O PEDI22 é um questionário administrado no formato de entrevista estruturada com os pais ou um dos cuidadores da criança, que informa sobre o perfil funcional de crianças entre seis meses e sete anos e seis meses de idade, em três níveis de função: autocuidado, mobilidade e função social. O perfil funcional documentado pelo PEDI descreve tanto as habilidades disponíveis no repertório da criança para desempenhar atividades e tarefas de sua rotina diária (Parte 1), como o nível de independência ou a quantidade de ajuda fornecida pelo cuidador (Parte 2), bem como as modificações do ambiente necessárias para o desempenho funcional (Parte 3). Para esse estudo, foi utilizada a subescala de autocuidado das partes 1 (Habilidades Funcionais – HF) e 2 (Assistência do Cuidador – AC). Na Parte 1, cada item é avaliado com escore 1 (se a criança for capaz de desempenhar a atividade em sua rotina diária) ou escore 0 (se a criança não for capaz de desempenhá‐la). A pontuação dada aos itens é somada, resultando em um escore total bruto. Na Parte 2, a quantidade de assistência do cuidador é mensurada em escala ordinal, que varia de 0 (indicando necessidade de assistência total) a cinco (a criança é independente no desempenho), com graduações intermediárias. A pontuação dada para as tarefas é somada, resultando em escore bruto de independência, que é convertido em escore padronizado, ajustado para a idade da criança. O PEDI foi traduzido e adaptado transculturalmente para as crianças brasileiras22.
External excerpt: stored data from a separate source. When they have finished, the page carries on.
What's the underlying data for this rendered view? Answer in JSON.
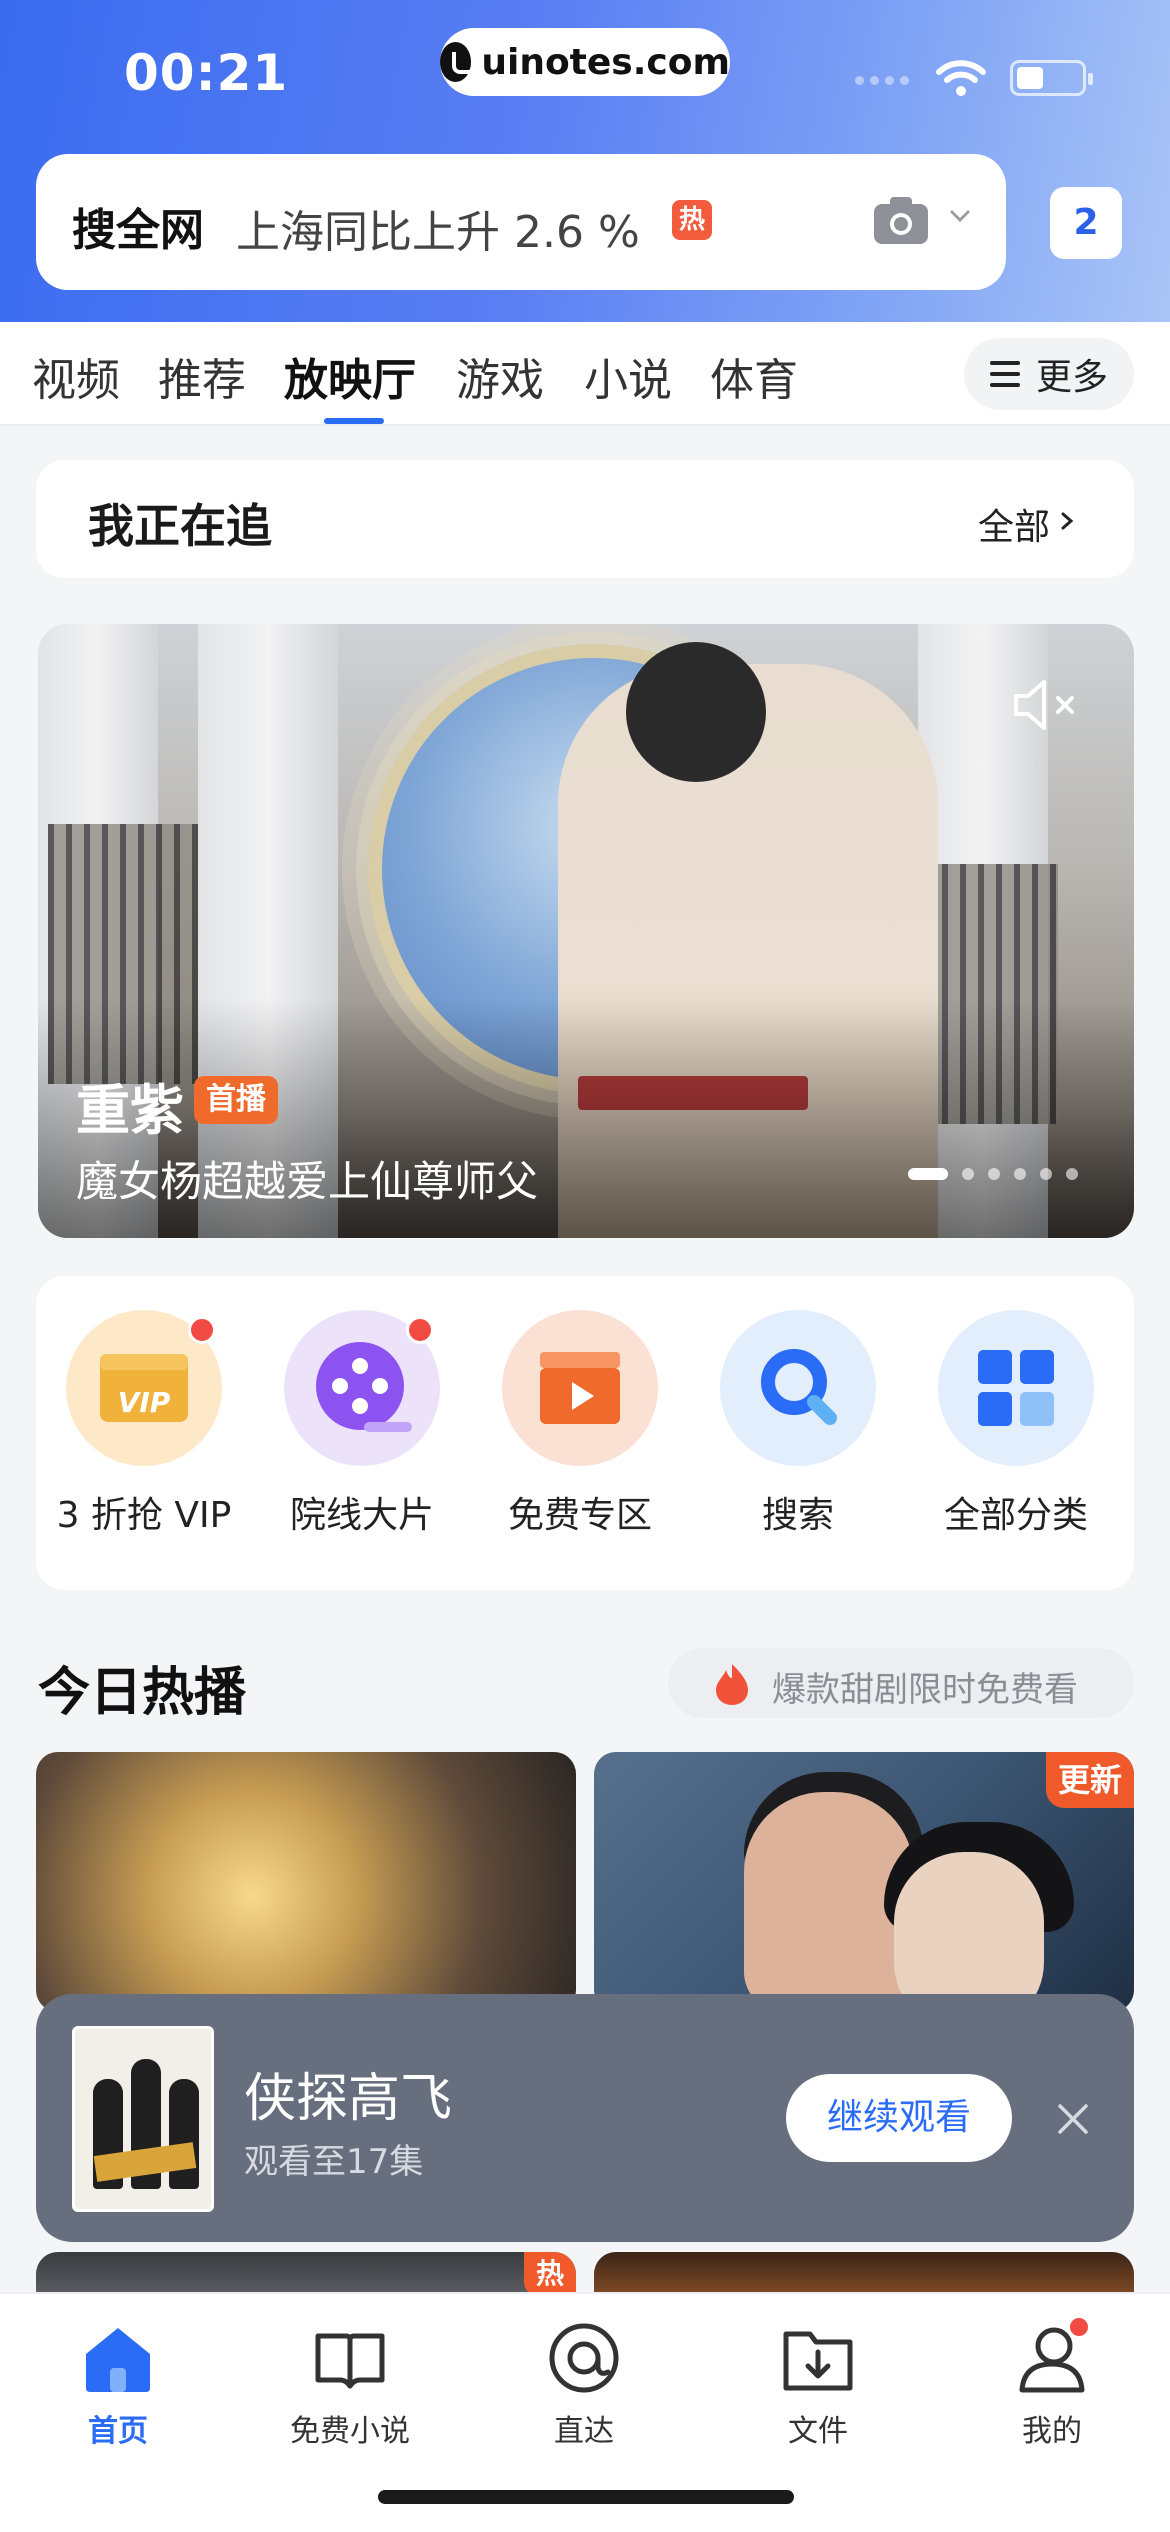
{
  "status_bar": {
    "time": "00:21",
    "url": "uinotes.com"
  },
  "search": {
    "label": "搜全网",
    "hint": "上海同比上升 2.6 %",
    "hot_tag": "热",
    "tab_count": "2"
  },
  "tabs": [
    {
      "label": "视频"
    },
    {
      "label": "推荐"
    },
    {
      "label": "放映厅"
    },
    {
      "label": "游戏"
    },
    {
      "label": "小说"
    },
    {
      "label": "体育"
    }
  ],
  "more_label": "更多",
  "following": {
    "title": "我正在追",
    "all_label": "全部"
  },
  "hero": {
    "title": "重紫",
    "badge": "首播",
    "subtitle": "魔女杨超越爱上仙尊师父",
    "slide_count": 6,
    "active_slide": 1
  },
  "shortcuts": [
    {
      "label": "3 折抢 VIP",
      "icon": "vip-ticket-icon",
      "bg": "#fde8c8",
      "badge": true
    },
    {
      "label": "院线大片",
      "icon": "film-reel-icon",
      "bg": "#ece3fb",
      "badge": true
    },
    {
      "label": "免费专区",
      "icon": "clapperboard-icon",
      "bg": "#fbe1d3",
      "badge": false
    },
    {
      "label": "搜索",
      "icon": "search-icon",
      "bg": "#e3eefd",
      "badge": false
    },
    {
      "label": "全部分类",
      "icon": "grid-icon",
      "bg": "#e3eefd",
      "badge": false
    }
  ],
  "hot_today": {
    "title": "今日热播",
    "promo": "爆款甜剧限时免费看"
  },
  "posters": {
    "badge_update": "更新",
    "badge_hot": "热"
  },
  "resume": {
    "title": "侠探高飞",
    "progress": "观看至17集",
    "button": "继续观看"
  },
  "bottom_nav": [
    {
      "label": "首页",
      "icon": "home-icon",
      "active": true
    },
    {
      "label": "免费小说",
      "icon": "book-icon",
      "active": false
    },
    {
      "label": "直达",
      "icon": "direct-icon",
      "active": false
    },
    {
      "label": "文件",
      "icon": "download-folder-icon",
      "active": false
    },
    {
      "label": "我的",
      "icon": "profile-icon",
      "active": false,
      "badge": true
    }
  ],
  "colors": {
    "accent": "#2a6cf6",
    "hot": "#f05a2a",
    "badge_red": "#f24b43"
  }
}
A EMMC23 é um teste aplicado individualmente, com duração média de 15 a 20 minutos, que fornece uma estimativa da capacidade de raciocínio geral de crianças com idade de três anos e seis meses a nove anos e 11 meses. Os 92 itens de classificação estão organizados em uma série de oito escalas, sendo que a criança realiza o segmento correspondente ao nível mais adequado para a sua idade cronológica. O escore bruto é obtido pelo número de itens respondidos corretamente pela criança, podendo ser convertido em escores derivados. O Resultado Padrão de Idade (RPI), um escore derivado, é um índice numérico que mostra o status da criança quando sua capacidade de raciocínio geral é comparada com a de outras crianças de mesma idade, testadas na amostra normativa, e pode ser convertido em percentil, sendo esta uma das mais populares formas de interpretar o desempenho em testes padronizados. Foi utilizada versão padronizada para crianças brasileiras.
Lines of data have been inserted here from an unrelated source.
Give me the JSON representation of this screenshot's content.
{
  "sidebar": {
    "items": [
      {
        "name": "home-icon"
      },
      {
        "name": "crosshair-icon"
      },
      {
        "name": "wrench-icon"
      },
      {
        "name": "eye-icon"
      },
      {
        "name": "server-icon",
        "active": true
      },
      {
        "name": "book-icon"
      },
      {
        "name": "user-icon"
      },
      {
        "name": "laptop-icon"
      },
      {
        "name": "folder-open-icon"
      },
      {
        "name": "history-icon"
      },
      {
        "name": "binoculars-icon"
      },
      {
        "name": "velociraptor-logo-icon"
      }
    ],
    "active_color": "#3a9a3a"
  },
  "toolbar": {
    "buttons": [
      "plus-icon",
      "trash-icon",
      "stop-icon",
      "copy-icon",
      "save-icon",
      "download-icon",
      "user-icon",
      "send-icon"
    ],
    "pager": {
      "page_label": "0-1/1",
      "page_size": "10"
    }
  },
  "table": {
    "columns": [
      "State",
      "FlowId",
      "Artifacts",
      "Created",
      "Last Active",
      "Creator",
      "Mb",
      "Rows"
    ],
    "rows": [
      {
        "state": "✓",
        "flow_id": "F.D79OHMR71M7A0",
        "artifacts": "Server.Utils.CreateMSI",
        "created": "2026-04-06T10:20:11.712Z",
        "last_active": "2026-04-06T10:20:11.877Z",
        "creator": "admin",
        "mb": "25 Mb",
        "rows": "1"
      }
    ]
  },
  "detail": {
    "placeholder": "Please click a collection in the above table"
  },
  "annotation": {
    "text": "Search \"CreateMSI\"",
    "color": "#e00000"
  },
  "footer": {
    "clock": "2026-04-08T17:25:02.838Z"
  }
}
Antes da avaliação de cada criança, os pais foram contatados por telefone ou através de carta enviada pela escola, para informar sobre a pesquisa, esclarecer os objetivos do estudo e solicitar sua colaboração. A carta incluía um pequeno questionário sobre as condições de nascimento da criança e local para assinatura, autorizando a participação da criança no estudo.

Este estudo foi aprovado pelo Comitê de Ética em Pesquisa da Universidade Federal de Minas Gerais (UFMG).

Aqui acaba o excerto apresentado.